L'épuration des eaux produit des boues toxiques qu'on ne peut pas retourner dans le sol bien qu'elles contiennent une matière organique précieuse. Alors on les composte tant bien que mal pour ensuite les incinérer. L'ensemble de ces activités ne fait que balayer la poussière sous le tapis et fait croire au citoyen qu'on a résolu le problème. Pour que cela change, il faudrait que le citoyen soit incommodé part les déchets qu'il produit, ce qui implique, à mon avis, de réduire progressivement la collecte des déchets tout en proposant des mesures pour en réduire la production. Les possibilités ne manquent pas.

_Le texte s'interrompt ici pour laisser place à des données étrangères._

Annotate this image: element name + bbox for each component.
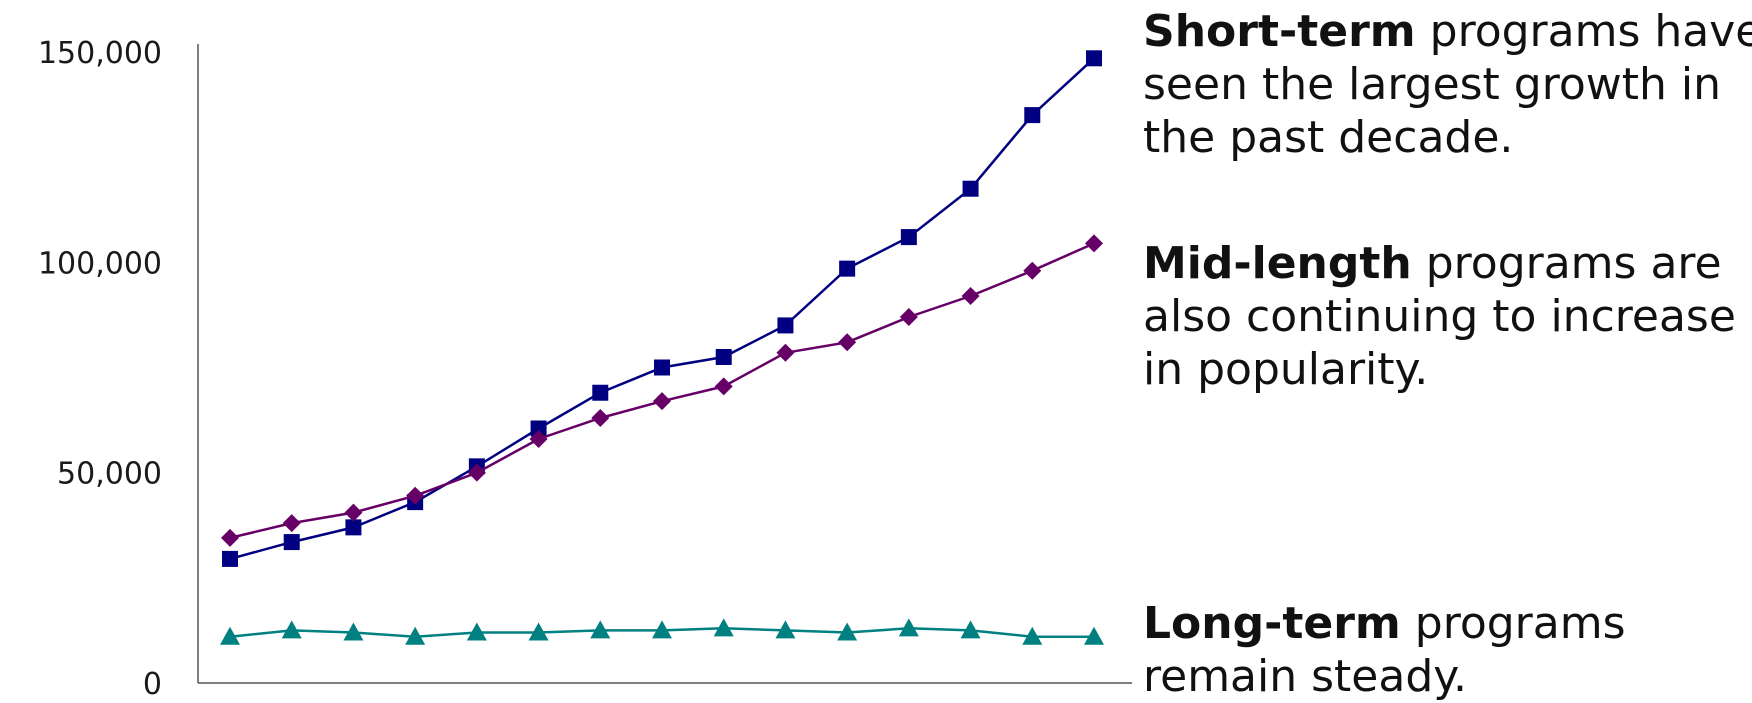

Finalement, il faut aussi évoquer les déchets radioactifs dus à l'énergie nucléaire, qui est probablement la plus énorme des aberrations qui ont vu le jour au 20e siècle. Elle génère des substances que la nature ne connaît pas – en particulier du plutonium – et qu'elle ne peut par conséquent pas prendre en charge. Les déchets radioactifs, constitués de produits de fission et de transuraniens, vont rester un cauchemar pour l'humanité pendant des millénaires. Et tout cela pour produire une énergie dont personne n'avait vraiment besoin.

De ne pas produire des déchets devrait faire partie de la culture des peuples.

 


6775 tonnes de déchets sont évacués par le service de préparation des trains chaque année (l'équivalent de 900 éléphants d'Afrique!).